Summary author: George Walker @hgmwalker89
Summary date: 15th November 2020
Peer-review editor: @david slessor


  • Wolfgang Spöttl

    To whom it may concern,

    In my opinion a major issue of this study is, that only the ecmo group underwent coronary angiography. There is a high probability that resuscitative PCI had an impact on the survival rates of the ecmo group.
    Especially if you keep in mind that duration of external compression in both groups was quite long (about 50 minutes) and still a good neurological outcome was possible.

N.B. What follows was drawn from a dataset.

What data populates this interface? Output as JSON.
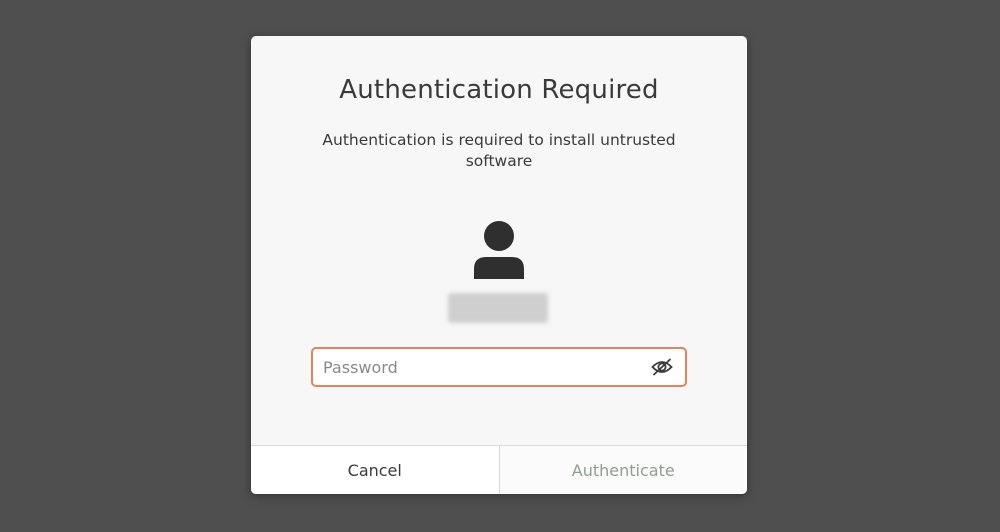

    In Europe PCI during cardiac arrest is a common practice and even recommended in the ERC Guidelines, so to compare ecmo treatment vs. standard care the control group should also be treated with rescue PCI.

    • James Feldman MD MPH

      I agree with this comment. Also, the survival (=0) of the control arm was much lower than has been reported and as was used in the power calculation (12%). Finally, there is an issue with the definition of “refractory” ventricular fibrillation as one who has achieved ROSC after the 4th defibrillation was not excluded. It would seem that a uniform definition of “refractory” should mean not achieving ROSC.